I had been able to see this about other areas of my life: that my belief that life is hard had attracted both relationships and work places into my life that fit that belief set. Somehow I had managed to overlook the fact that the belief in the necessity to struggle also had made me choose a place where that was true for me as well.
Don’t get me wrong, I feel a deep love for Sweden and I have many pleasant memories from my time here, and I am grateful for everything. Just like I have many pleasant memories and much gratitude for the work places and my relationship that I let go of last year. That’s the thing that made it impossible for me to question anything but myself for so long: there is good to be found in every person and every situation. That will always be the case because life is complex. Yet all the good things will never be able to make up for when something essential is off. There is no judgement in that. It just what it is. And when it comes to loneliness and feeling rejected: that was something that had also always been there for me, from the very beginning when I first came to Sweden. I just hadn’t really wanted to acknowledge that. That weekend made me do it.
The truth as I see it is this: there is a place where we belong (maybe there are several, maybe it changes throughout life). Life gives us signs to point us there – including other places telling us “This isn’t your place”. The thing is, though: we need to choose what to do with these signs. We are free and able to choose something that is not right for us.
That is what hurt so much: the realization that I had been stubborn to insist on making something work that never could. Like I said, I’ve had this realization twice in the past year, with work and with my relationship. And every time I had one of these insights, I thought “OK, I get it now, I can see what I’ve been doing”.
Clearly, I have more blind spots than I thought. So as much as there was relief in seeing that it was not anybody’s fault, and that it was not me sending “weird” vibes that made me unapproachable, I was mainly feeling the pain that I had suppressed for as long as I had insisted on playing the struggle game. The pain of being rejected and insisting on trying to fight that rejection.
For me, it’s wanting to be liked by everybody that triggers this kind of behavior: if there’s someone (or, apparently: a place) who doesn’t seem to like me, I tend to not want to accept that. Instead I start to try to figure out ways to change it. But the truth is: we are no blank sheets of paper. We come here with different qualities, and that means that we are good matches with some people and places who in turn have their unique qualities. Other combos are just not great. There’s nothing to be done about that and it’s nobody’s fault. And it’s not rejection in the sense that we aren’t loved or lovable.
Like I said, there is good to be found in everything. The pain I felt that weekend was part of the healing process. It was probably important, too, that I had false expectations, because would I have gone otherwise? Not so sure … However, there was not only pain this weekend, there was a whole lot of good, too: it was above all an opportunity for me to see how much I enjoy my own company. Maybe that’s confusing (or maybe it’s just confusing when trying to put it into words) but I was not only feeling lonely and rejected, I was also feeling very content with being who I am and with being with just me. That means a lot to me.

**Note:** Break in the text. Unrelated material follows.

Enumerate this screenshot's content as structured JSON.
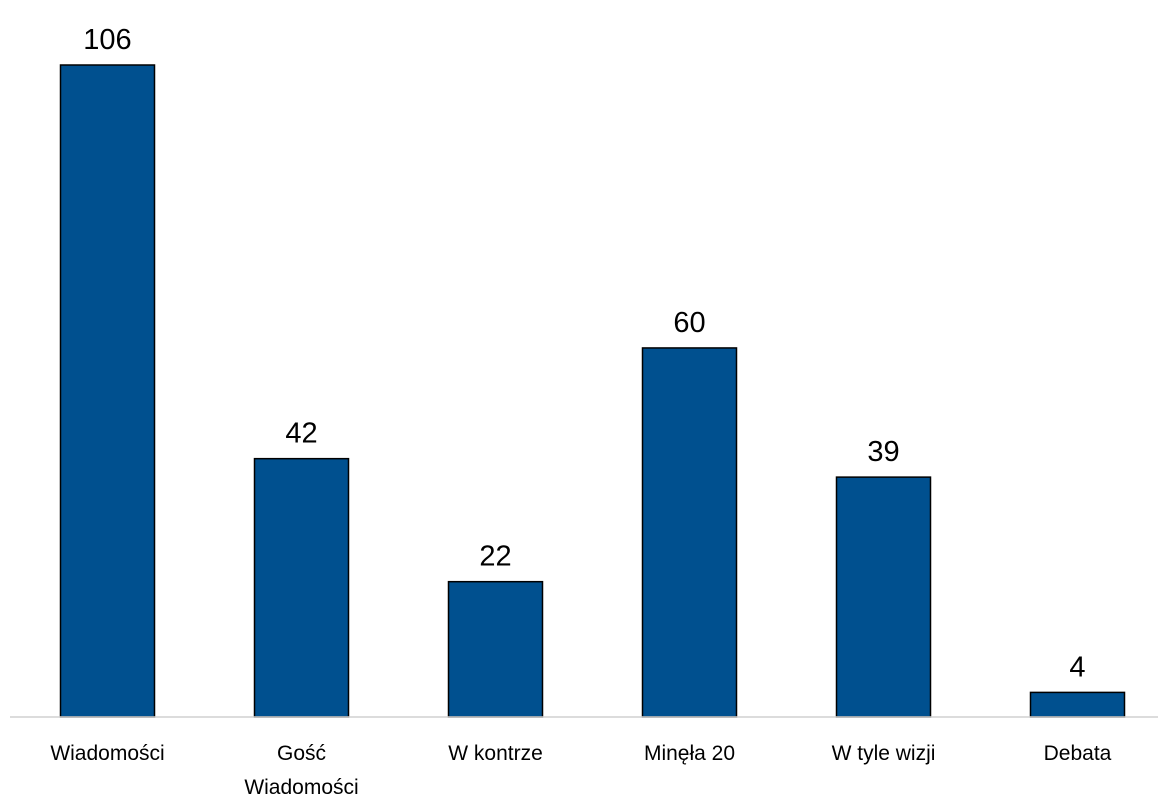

And then, on the way back it finally happened. I met a fellow traveler in every sense of the word. Her name was Hidaya, and we talked, played each other music, sat in silence, and it was all there: that instant connection where you know you get each other. We met up one more time later that week in Gothenburg, and I am sure it wasn’t the last time. And this, too, is part of my Sweden experience. It’s one of the many gifts I’ve been given. Thank you. For all of it.